A federal judge in Texas will arraign Boeing next week on criminal charges for two fatal crashes involving its 737 Max aircraft – though the company still holds immunity from criminal prosecution.
The US Department of Justice (DOJ) granted the Arlington, Virginia-headquartered airframer immunity from prosecution two years ago, as part of a $2.5 billion settlement after the crashes in 2018 and 2019 that killed a total of 346 people and grounded the type for 20 months.
Boeing has now been ordered to report to a Texas courtroom on 26 January to face federal felony charges, threatening that agreement.
Paul Cassell, an attorney who has been handling the case on a pro bono basis for the victims, says, “The families appreciate the judge’s ruling that Boeing will be treated like every other defendant in federal criminal cases and arraigned. Some family members are making plans to travel to Texas next week to address the company criminally responsible for their loved ones’ deaths.”
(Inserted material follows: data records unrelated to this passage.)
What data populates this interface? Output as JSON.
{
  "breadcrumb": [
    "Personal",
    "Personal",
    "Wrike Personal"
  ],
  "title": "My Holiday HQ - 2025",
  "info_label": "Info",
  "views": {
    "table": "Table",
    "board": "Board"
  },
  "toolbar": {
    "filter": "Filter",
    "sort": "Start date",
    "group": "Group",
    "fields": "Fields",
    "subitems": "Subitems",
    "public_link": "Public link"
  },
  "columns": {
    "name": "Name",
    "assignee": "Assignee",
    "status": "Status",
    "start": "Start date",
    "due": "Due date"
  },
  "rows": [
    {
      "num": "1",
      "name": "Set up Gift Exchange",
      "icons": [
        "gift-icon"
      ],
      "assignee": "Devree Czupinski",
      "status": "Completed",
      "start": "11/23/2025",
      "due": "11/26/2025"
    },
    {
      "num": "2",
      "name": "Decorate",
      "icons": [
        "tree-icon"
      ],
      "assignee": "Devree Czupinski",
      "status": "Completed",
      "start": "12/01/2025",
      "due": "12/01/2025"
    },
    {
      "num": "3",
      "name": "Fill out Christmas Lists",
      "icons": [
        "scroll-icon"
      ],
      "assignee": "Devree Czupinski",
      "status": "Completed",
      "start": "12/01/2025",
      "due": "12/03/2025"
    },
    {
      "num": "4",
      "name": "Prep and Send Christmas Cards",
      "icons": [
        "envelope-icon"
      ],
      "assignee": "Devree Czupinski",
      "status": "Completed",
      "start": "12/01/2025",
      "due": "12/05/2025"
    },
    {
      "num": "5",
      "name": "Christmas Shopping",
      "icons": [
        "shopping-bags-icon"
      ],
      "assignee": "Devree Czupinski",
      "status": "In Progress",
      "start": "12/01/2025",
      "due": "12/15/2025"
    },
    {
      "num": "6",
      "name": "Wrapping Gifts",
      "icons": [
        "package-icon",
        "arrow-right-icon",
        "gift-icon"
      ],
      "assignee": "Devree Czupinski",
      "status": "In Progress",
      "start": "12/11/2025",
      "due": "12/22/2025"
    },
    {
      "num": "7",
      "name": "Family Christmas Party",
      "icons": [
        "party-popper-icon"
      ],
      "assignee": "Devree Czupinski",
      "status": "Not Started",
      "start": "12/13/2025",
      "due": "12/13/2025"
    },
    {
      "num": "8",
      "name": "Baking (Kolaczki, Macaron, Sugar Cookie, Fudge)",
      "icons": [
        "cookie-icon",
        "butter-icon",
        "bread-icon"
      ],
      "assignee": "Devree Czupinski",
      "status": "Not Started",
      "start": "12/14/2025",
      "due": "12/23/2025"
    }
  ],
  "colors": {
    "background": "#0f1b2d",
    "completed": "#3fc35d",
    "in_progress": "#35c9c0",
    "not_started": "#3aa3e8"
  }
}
Cassell says Boeing still holds immunity from prosecution, but he has filed requests that its immunity be rescinded.
Boeing did not comment on the ruling.
According to the DOJ’s 7 January 2021 complaint against the airframer, “The Boeing Company knowingly and willfully, and with the intent to defraud, conspired and agreed together with others to defraud the United States.” The parties agreed to settle the “fraud conspiracy” related to the type’s certification.
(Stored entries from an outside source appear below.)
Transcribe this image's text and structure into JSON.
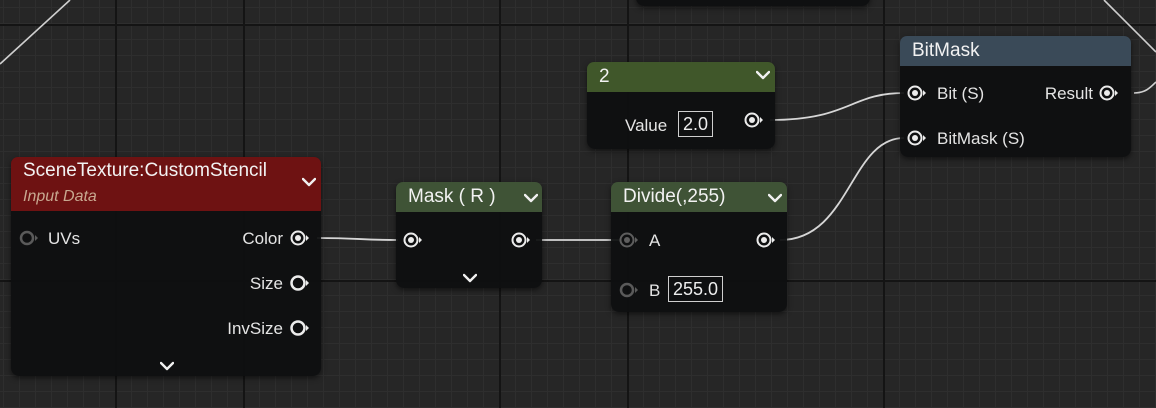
{
  "nodes": {
    "scene_texture": {
      "title": "SceneTexture:CustomStencil",
      "subtitle": "Input Data",
      "header_color": "#6e1212",
      "pins": {
        "uvs": "UVs",
        "color": "Color",
        "size": "Size",
        "invsize": "InvSize"
      }
    },
    "mask": {
      "title": "Mask ( R )",
      "header_color": "#3f5336"
    },
    "divide": {
      "title": "Divide(,255)",
      "header_color": "#3f5336",
      "pins": {
        "a": "A",
        "b": "B"
      },
      "b_value": "255.0"
    },
    "constant": {
      "title": "2",
      "header_color": "#40572a",
      "value_label": "Value",
      "value": "2.0"
    },
    "bitmask": {
      "title": "BitMask",
      "header_color": "#3a4a58",
      "pins": {
        "bit": "Bit (S)",
        "bitmask": "BitMask (S)",
        "result": "Result"
      }
    }
  },
  "icons": {
    "pin_connected": "filled-ring-pin",
    "pin_unconnected": "hollow-ring-pin",
    "collapse": "chevron-down-icon"
  }
}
At the time, Boeing’s actual criminal penalty amounted to $244 million, about 10% of the total $2.5 billion settlement. The balance included $500 million to be paid to relatives of crash victims and $1.77 billion to compensate airlines for delayed deliveries.
The DOJ based its case on actions of two Boeing employees, both flight technical pilots, who allegedly misled the Federal Aviation Administration’s Aircraft Evaluation Group (AEG) about the Max’s Maneuvering Characteristics Augmentation System (MCAS). The AEG establishes pilot training requirements.
Boeing added MCAS to the Max to counter the jet’s tendency, due to its larger engines, to pitch nose-up during certain flight circumstances. MCAS forces the nose down.
The Max’s troubles began with the crash of Lion Air flight 610 on 29 October 2018, killing 189, and was followed just less than five months later when Ethiopian Airlines flight 302 went down on 10 March 2019, causing the deaths of all 157 on board. Both jets were 737 Max 8s and both crashes were preceded by MCAS malfunctions from which the pilots were unable to recover.
Story corrected on 20 January to specify that Boeing still holds immunity from prosecution. A previous version cited a statement from a law firm incorrectly saying Boeing’s immunity had been lifted. The law firm has since corrected its statement.